The next place to check is your seam. If your seam isn’t right, check out Paul’s post on a variety of ways to get a perfect quarter inch seam. Once you know how to get your seam perfect you’ll have to rip out all of those wrong ones. Ripping can be a pain so I have tips to make ripping seams out painless.

The thread can change the size of your block. I know that sounds crazy but it happens. If the pattern writer was using say a 50 weight thread and you used a 30 weight it will change your block size. The 30 weight takes up more space and I know it doesn’t seem like a lot but a little bit adds up over an entire block. If it’s a block with a lot of seams it can dramatically change the size of your block. A thirty-second of an inch adds up over time. If you have four seams that’s an eight of an inch that you are off.

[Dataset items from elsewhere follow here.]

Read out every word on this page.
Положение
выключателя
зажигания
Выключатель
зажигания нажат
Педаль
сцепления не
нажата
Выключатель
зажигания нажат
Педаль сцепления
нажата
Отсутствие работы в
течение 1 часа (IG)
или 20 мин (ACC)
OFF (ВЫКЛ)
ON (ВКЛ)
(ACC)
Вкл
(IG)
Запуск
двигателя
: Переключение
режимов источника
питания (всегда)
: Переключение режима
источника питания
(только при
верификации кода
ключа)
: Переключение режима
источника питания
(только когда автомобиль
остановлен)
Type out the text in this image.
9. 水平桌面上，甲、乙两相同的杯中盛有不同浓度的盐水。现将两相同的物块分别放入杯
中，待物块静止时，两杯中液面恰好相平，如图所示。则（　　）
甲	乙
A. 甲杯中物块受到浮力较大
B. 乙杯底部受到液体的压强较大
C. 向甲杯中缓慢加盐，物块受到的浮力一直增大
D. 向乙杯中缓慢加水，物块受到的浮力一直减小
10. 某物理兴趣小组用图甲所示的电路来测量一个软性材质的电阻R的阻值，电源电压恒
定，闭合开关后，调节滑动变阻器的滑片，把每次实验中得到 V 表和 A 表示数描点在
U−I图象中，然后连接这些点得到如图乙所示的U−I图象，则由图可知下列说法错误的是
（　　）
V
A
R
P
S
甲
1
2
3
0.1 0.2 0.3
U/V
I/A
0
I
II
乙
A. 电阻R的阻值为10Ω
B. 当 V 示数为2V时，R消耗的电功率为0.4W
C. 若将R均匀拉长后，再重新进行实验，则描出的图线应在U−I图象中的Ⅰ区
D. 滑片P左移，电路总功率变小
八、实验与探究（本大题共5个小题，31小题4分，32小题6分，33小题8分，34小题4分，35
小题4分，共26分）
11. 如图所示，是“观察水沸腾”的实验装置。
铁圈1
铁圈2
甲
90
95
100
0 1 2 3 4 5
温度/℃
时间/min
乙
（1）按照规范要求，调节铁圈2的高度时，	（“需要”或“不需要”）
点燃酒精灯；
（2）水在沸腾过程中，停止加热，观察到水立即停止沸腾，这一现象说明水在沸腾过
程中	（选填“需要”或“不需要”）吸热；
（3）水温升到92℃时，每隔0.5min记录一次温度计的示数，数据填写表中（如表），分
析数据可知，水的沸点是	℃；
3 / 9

The last thing is pressing. This is kind of like the thread thing. It doesn’t take much to add up. A smidge of a tuck or not as flat as it should can throw you off down the road. You can always repress and see if it helps. It may or may not help. Some times you think it is the pressing but it was something else like the thread.

So what can you do? Well like I said at the fabric you can start over, either recut your fabric, rip all those seams out, use a different thread, or repress every block. I wouldn’t. I would just roll with it and call it a design choice. No one will know that the blocks were supposed to be twelve inches and they turned out eleven and three quarters. If I need the final project bigger I just add a border. If my quilt blocks went too big I just let it be bigger. No one has ever complained their quilt was four inches too wide.

So why were Paul’s quilt blocks the wrong size? Well, partly it was my fault. He’s sewing a pattern up for me and in my design, I didn’t leave any room for squaring up. If everything goes right then there’s no need to square up. When was the last time everything went right in quilting though? Another part had to do with the thread thickness. I am pretty sure the software I am using assumes you use 50 weight thread but he was using a 30 weight thread. The other was the cutting. Paul normally uses a ruler that the lines are like pencil lines. They are very fine but he used a different ruler with thicker lines. I consider them normal. When he cuts he lines the edge of the fabric with the right side of the line and I go to the left side of the ruler. If you know anything about woodworking it amounts to taking the line or leaving the line when you are cutting wood.

As a pattern maker, I don’t know what thread you are using, I don’t know how you are pressing, or if your seams are perfect. You know what else? I don’t care. If you are happy with the final project that’s what matters. I will never know that your blocks turned out a different size. Even if you send me a photo I won’t know unless you point it out. Guess what? DON’T POINT IT OUT!!! No one needs to know and if you don’t tell they won’t know.